I have been working on a reduced coordinate rigid body dynamics library written in C++ that might be of use for some people around here. Unlike bullet, which includes integrators and collision checking, this library focuses on the dynamics of rigid multi-body systems. It is a fairly efficient[1] implementation of some well know dynamics algorithms, such as:
- Recursive Newton Euler Algorithm for inverse dynamics
- Composite Rigid Body Algorithm to compute the joint space inertia matrix
- Articulated Body Algorithm (sometimes called "Featherstone Algorithm") for forward dynamics
The code is tested using ~90 automated tests and uses Eigen3 (http://eigen.tuxfamily.org/index.php?title=Main_Page) as a underlying math library, but different libraries could be incorporated instead. Currently I use this software in my daily scientific research to generate human and robot motions using optimal control methods.

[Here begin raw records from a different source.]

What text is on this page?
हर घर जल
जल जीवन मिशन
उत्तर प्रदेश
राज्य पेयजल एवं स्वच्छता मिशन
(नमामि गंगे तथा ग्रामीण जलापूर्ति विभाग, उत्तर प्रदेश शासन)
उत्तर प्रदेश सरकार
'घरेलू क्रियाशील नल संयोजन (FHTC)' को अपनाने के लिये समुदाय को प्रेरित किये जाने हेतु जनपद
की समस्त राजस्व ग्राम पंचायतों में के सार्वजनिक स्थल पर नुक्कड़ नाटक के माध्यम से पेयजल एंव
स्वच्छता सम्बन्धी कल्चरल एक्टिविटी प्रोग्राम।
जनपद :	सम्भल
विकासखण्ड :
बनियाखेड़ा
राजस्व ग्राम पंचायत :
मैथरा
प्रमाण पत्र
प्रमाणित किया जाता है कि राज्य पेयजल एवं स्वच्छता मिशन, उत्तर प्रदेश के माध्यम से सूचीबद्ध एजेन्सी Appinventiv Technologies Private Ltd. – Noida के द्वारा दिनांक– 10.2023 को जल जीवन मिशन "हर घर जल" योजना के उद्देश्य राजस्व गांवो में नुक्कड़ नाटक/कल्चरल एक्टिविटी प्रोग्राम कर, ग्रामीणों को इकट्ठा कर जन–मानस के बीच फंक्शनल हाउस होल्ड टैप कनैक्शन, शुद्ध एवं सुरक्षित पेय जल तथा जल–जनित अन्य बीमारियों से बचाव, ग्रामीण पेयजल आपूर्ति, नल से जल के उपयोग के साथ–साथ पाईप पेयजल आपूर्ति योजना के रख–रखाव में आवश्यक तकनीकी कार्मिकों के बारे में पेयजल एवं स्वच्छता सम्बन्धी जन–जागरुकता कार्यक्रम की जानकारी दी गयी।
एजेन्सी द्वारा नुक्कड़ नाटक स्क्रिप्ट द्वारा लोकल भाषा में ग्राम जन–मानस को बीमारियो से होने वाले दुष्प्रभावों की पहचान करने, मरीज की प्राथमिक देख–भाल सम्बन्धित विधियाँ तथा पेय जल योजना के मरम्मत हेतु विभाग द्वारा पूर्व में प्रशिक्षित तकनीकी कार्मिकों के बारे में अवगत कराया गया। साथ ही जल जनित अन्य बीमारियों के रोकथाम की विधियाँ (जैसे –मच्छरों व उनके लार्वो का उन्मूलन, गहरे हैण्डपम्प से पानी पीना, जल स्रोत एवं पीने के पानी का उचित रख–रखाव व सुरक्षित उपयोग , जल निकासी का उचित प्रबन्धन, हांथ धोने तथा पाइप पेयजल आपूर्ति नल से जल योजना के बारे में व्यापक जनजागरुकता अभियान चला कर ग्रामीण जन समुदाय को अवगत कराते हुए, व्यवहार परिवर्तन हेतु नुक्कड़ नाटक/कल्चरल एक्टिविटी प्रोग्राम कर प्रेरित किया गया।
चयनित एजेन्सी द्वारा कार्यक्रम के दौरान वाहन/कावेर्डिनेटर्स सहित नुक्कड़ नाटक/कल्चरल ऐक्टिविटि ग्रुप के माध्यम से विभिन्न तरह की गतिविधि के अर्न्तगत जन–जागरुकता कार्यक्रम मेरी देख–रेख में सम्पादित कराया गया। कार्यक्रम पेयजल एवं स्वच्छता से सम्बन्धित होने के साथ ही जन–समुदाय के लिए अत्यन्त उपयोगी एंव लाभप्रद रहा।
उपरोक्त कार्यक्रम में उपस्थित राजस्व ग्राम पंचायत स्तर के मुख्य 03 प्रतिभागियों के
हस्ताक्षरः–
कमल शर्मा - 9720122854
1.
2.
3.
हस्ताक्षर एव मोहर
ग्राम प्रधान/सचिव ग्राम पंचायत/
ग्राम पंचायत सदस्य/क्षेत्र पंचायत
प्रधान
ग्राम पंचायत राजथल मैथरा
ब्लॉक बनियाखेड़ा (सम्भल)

It is available under the zlib license and the code is hosted by bitbucket.
Here are the links:
- https://rbdl.github.io/ webpage and documentation
- https://github.com/rbdl/rbdl/ source code repository
Martin
[1] some raw numbers concerning efficiency (system specs: i7 920 processor and a 64 bit Ubuntu Linux):
For a model with 31 degrees of freedom:
inverse dynamics: 0.79 * 1.0e-5 (s)
forward dynamics: 1.85 * 1.0e-5 (s)
The numbers represent the average time spent for each function that were obtained with the benchmark program that comes with the code and a sample count of 100.000 calls to each method.